Healthcare sector should reach out to technology scale-ups 

| March 12, 2021

The COVID-19 pandemic accelerated the use of technology and opened opportunities for the health care industry, but also showed us that we need to make some critical changes.

It is now clear that the future of healthcare organisations depends on their ability to change, increase agility, and develop resilience continually. Success in the new normal means taking the opportunity to design the future of the organisational culture. And there is no better sector to learn from than technology scale-up leaders who survive and prosper in an environment requiring constant transformation.

Why scale-ups?

Spending most of my career with scale-ups and joining a hospital board during COVID-19, has opened my eyes to the lessons healthcare leaders can learn from scale-ups within the innovation ecosystem.

COVID-19 forced the health industry to undergo a change in a capacity it hasn’t encountered before. It is not a one-off change, but a new paradigm that compels healthcare industry leaders to question the agility and scalability of their organisations now and into the future.

While immunisation research is undergoing significant progress, the pandemic is unlikely to disappear, nor be the last one. Health organisations are now required to adopt a different leadership model and develop an organisational culture that supports constant changes, agility and resilience.

During the lockdown in Melbourne hospitals and other health organisations experienced operating on the continuum that many scale-ups live in: some operations needed to scale up fast, while others were on hold. For example, there was a period with a delay of non-essential elective surgeries, while at the same time, some hospitals had to double and even triple their ICU capacity.

Now, when there is a long queue for elective surgeries, there is a need to scale up these services. These activities involved training, restructuring work arrangements and procedures, overloading the system and putting immense pressure on the entire team.

Scale-up leaders are used to operating in such environments. Scale-ups do not run on a  linear growth, where the company adds new resources and its revenue increases as a result. Scaling is often achieved without a substantial increase in resources. The scale is achieved by increasing service and revenue without incurring a higher cost.

Core challenges scale-ups, and the health sector share include:

Technological changes– scale-ups operate in a challenging competitive landscape and constant technological changes that require regular adjustments and at the same time opens windows to new business opportunities.  The accelerated introduction of telehealth services during the pandemic, questions the traditional way health professionals are used to working, but also presented them with exciting prospects.

Employee shortages– scale-ups operate in a talent shortage environment (such as lack of qualified engineers); the health and aged care sectors were also challenged by employee shortages, as well as from an ageing workforce. Both sectors have a working environment that can be highly stressful, and hence they need to deal with workforce burn-out and retention issues.

Team upskilling– due to the skills shortage and the fast changes in technologies, scale-ups are in a constant need to upskill their teams. The health sector now needs to upskill their workforce with digital and technological capabilities to cater for telehealth and other technological advancements, such as artificial intelligence and automation.

Organisational culture– scale-ups have a short window of opportunity, and they have to ensure they deliver before the window is closed. Producing innovative solutions on time and budget means proactively leading the organisational culture, supporting the team and communicating the “why” (mission). When employees do not buy into the company’s mission, they are often not engaged.

Employees in the health sector choose their profession for the “why”, but the industry as a whole tends to pay less attention to proactively leading the organisational culture. In both sectors, when culture is a problem, employee turnover is on the rise, and customer satisfaction is suffering.

Leading on the stagnation-accelerated growth continuum

Scale-ups navigate their way on a growth continuum between stagnation and acceleration. They deliver services and products under constant business barriers (financial, talent, infrastructure, market access and leadership capacity) and operational constraints (changes in goals and priorities, lack of resources, team instability, ineffective structure and lack of processes). 
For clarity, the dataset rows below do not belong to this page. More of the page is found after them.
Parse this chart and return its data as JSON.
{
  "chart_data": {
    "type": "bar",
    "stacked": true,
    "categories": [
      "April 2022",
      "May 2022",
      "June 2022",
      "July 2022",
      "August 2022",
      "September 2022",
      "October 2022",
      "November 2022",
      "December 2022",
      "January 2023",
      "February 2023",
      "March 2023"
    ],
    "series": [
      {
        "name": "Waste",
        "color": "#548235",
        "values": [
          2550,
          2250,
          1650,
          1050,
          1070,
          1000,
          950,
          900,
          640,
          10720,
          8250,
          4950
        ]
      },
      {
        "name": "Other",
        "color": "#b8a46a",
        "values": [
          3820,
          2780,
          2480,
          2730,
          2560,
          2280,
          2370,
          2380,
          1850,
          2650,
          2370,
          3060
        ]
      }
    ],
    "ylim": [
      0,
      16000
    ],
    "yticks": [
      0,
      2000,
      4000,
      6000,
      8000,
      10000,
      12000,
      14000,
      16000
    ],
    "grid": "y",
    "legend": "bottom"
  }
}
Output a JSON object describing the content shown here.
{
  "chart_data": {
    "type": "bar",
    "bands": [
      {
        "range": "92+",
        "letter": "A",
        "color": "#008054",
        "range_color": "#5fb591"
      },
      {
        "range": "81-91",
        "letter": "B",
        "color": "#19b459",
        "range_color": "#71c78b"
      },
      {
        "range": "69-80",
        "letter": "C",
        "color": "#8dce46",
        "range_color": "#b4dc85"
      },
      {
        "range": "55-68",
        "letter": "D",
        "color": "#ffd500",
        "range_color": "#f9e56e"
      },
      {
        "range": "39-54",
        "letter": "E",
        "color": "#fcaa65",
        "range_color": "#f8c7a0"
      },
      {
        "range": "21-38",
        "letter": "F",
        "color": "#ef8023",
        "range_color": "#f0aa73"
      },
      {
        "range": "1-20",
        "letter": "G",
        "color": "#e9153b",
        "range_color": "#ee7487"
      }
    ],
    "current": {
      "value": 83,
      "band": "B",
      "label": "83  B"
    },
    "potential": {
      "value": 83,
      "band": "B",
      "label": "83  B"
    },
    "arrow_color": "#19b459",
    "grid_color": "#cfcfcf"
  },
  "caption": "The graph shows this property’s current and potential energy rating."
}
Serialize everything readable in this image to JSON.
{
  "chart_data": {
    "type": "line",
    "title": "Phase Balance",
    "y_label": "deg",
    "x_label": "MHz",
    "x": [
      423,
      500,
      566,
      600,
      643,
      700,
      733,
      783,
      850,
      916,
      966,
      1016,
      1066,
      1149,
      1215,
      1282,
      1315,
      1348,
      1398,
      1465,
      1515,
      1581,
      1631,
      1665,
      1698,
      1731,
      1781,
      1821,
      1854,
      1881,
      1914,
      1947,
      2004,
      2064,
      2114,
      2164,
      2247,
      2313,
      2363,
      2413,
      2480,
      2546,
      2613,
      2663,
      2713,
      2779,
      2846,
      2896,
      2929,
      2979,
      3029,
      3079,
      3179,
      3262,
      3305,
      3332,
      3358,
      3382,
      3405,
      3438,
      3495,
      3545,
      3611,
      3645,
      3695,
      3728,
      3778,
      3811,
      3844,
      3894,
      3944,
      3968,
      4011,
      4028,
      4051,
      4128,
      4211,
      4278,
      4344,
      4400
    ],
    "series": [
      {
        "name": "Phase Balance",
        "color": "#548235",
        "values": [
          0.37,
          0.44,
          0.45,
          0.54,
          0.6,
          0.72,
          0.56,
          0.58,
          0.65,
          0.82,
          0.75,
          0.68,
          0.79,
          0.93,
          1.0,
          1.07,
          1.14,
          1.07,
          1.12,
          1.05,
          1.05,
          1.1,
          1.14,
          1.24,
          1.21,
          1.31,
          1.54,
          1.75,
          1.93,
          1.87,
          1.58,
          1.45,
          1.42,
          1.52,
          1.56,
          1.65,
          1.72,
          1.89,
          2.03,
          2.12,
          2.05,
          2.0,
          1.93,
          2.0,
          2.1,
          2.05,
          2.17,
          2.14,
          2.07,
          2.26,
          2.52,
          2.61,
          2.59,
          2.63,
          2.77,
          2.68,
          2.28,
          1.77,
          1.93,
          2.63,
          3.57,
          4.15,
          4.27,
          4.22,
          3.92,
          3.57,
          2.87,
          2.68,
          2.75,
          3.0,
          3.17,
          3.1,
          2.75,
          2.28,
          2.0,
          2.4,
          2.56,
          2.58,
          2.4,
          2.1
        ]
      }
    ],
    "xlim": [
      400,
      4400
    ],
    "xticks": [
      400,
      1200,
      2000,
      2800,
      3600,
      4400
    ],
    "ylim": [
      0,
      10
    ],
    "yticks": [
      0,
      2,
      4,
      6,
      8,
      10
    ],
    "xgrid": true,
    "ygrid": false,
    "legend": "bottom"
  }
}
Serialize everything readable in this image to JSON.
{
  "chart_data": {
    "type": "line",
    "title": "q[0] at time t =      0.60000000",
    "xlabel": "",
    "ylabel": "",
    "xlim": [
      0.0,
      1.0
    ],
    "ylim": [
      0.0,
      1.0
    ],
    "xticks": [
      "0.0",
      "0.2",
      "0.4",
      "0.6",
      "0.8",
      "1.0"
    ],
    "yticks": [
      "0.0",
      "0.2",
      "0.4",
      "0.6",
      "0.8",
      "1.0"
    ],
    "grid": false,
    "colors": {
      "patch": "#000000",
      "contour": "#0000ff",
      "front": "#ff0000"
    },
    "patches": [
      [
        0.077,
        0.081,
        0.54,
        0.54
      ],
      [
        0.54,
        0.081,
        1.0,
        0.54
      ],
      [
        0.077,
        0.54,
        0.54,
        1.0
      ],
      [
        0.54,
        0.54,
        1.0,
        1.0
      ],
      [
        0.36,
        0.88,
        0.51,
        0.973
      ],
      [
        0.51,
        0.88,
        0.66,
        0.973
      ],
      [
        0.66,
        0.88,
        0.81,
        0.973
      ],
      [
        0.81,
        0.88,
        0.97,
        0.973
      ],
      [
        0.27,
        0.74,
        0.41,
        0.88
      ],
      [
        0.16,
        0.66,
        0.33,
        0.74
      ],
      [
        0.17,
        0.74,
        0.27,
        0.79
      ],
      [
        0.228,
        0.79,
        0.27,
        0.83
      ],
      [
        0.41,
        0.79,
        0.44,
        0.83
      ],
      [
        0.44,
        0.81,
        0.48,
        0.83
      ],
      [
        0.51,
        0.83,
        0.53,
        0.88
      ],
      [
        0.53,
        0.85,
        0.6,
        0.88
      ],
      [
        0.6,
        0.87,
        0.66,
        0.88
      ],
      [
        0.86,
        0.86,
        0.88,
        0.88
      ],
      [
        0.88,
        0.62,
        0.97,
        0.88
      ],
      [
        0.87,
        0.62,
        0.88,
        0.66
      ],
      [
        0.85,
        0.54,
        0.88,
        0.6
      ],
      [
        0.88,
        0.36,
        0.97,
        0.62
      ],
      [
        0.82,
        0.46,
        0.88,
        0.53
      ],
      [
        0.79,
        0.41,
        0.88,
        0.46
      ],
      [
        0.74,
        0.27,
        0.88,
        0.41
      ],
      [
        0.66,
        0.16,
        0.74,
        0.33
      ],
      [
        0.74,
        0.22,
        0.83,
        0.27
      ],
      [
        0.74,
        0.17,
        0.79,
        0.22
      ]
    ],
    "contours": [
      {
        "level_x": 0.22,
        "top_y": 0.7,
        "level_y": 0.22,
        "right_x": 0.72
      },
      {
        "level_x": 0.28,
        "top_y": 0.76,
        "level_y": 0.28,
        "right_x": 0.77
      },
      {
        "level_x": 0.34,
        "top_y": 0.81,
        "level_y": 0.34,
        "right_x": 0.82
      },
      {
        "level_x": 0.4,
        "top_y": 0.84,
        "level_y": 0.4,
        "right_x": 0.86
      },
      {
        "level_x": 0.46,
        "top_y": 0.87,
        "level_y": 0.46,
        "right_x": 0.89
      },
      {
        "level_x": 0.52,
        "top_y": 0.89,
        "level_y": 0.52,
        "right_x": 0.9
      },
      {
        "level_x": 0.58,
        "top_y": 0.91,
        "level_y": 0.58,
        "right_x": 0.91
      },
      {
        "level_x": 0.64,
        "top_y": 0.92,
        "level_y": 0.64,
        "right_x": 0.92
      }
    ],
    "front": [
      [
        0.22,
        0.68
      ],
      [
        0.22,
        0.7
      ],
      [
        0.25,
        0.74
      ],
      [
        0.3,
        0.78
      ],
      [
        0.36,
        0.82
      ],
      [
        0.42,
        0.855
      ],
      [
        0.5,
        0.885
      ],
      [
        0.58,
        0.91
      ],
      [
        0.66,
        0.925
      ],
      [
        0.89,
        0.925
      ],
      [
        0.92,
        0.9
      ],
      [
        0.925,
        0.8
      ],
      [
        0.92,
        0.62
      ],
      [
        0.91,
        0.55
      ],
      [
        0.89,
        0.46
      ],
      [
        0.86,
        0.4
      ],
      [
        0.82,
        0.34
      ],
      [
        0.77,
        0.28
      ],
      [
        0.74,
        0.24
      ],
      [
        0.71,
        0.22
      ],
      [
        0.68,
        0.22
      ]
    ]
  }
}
To successfully operate on this continuum, scale-up leaders must develop scalable processes and invest in their organisational culture and employee’s development.

Adopting different people, culture and leadership perspectives

It is fair to claim that the pandemic caught us all by surprise and unprepared. The silver lining in this crisis is that it has accelerated processes in the healthcare industry, such as the use of telehealth in a way that there is no going back.

Now it is time for leaders to stop and reflect and ensure they learn from the journey and shape their organisations powerfully to the future. Now is the time for them to develop a culture that allows their organisations to change, increase agility, and build resilience continually.

These are not small cosmetics, but in many cases, we are talking about significant systematic changes combining strategic thinking, culture, workforce, leadership and agile processes.

Scale-up leaders can offer their healthcare colleagues insights in regard to how to lead an organisational culture that supports constant changes and innovations; operation and how to build agility into processes when continually moving on the growth continuum between stagnation and acceleration; how to develop the leadership team to think strategically about opportunities as well as how to build high performing multidisciplinary ad-hoc teams.

There is no better time than now to reflect on healthcare sector and implement the changes that need to be made.